Like Diapers who followed in their footsteps, Zappos pursued a business model whose legacy reverberates for people trying to build standalone e-commerce P&Ls. Yet neither of those two P&Ls now standalone.
Instead, Zappos and Diapers stand, like two grizzly bear cubs, shoulder to shoulder with the most fearsome mother grizzly on the planet.
This is why at Bonobos we call becoming an EBITDA-positive e-commerce company the search for the Sphinx. We know they are rumored to exist, but they are rarely seen in real life. I’m fond of saying this:
E-commerce is great. Only three problems: no IPOs, no M&A, no EBITDA.
We’re on the record as saying that we’ve raised the last capital we need to get to profitability.
The irony is a big part of how we’re getting there is by exiting standalone e-commerce.
In 2003 I went backcountry camping in Alaska. Bears are everywhere up there, and you feel more alive because of it. We took out some sea kayaks one day, and we had a guide who was in his early 20s.
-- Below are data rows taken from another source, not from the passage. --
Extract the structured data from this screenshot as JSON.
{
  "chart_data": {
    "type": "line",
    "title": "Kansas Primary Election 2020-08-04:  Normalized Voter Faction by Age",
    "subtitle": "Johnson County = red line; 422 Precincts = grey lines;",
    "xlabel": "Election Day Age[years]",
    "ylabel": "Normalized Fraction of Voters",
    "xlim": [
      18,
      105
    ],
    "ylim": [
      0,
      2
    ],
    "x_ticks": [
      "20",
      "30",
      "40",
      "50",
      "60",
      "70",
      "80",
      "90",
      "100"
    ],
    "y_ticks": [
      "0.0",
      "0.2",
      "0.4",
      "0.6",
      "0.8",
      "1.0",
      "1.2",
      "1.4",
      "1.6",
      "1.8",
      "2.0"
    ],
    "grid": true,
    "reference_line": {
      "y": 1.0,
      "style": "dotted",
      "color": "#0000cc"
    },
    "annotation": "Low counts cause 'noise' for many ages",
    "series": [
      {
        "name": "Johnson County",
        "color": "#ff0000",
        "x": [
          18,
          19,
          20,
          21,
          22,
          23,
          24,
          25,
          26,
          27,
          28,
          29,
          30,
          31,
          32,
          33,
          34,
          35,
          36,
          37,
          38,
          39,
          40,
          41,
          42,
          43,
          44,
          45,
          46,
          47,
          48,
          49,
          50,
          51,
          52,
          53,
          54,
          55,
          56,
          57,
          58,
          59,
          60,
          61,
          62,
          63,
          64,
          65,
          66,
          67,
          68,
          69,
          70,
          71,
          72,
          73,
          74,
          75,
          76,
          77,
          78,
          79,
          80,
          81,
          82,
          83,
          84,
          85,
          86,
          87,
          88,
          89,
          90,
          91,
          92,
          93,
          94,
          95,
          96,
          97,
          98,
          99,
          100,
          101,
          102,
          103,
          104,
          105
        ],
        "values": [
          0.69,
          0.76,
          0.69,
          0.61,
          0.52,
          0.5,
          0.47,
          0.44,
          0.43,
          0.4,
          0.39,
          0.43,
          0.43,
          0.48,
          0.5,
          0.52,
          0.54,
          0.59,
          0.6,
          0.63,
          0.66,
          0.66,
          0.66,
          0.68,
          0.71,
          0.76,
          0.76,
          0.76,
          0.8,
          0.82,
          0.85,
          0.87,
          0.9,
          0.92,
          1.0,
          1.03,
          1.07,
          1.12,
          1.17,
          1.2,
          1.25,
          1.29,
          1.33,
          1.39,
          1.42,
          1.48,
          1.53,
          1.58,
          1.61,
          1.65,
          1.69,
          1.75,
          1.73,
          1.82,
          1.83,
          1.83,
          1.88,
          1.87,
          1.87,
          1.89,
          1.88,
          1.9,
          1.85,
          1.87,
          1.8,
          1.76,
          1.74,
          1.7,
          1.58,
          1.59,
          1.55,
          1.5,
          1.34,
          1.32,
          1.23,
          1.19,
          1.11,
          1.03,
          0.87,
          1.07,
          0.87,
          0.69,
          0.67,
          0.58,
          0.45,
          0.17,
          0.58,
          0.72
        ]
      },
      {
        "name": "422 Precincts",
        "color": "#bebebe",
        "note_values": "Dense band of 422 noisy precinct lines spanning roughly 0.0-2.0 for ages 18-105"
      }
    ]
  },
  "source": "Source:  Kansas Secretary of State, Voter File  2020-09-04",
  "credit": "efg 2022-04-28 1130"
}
A med student as I recall.
I asked him if he’d seen any grizzlies. He laughed and said all the time, and then told me a story.
One day I parked my kayak on a rocky beach to take a leak. The next thing I heard was what sounded like a child screaming. Out of the bush pops a grizzly bear cub, less than a year old. It sees me and starts screaming out of sheer terror at presumably its first sight of a human.
At that point I knew I’d probably die. I cut off my stream mid-stream, sprinted toward the kayak, and rather than take the time to get in, simply dove on it and started paddling like a surfer.
Sure enough I look back to see a mama grizzly in a full charge coming after me, a sheer blur of acceleration and a surreal moment of zen terror where I thought my life was ending. I turned back ahead, braced myself to get slammed off the kayak, and paddled furiously.
The impact never came. When I looked back a second time, she was standing at the water’s edge, not swimming, and just snarling and bellowing at me.
Had she been swimming I don’t think I would have ever met him.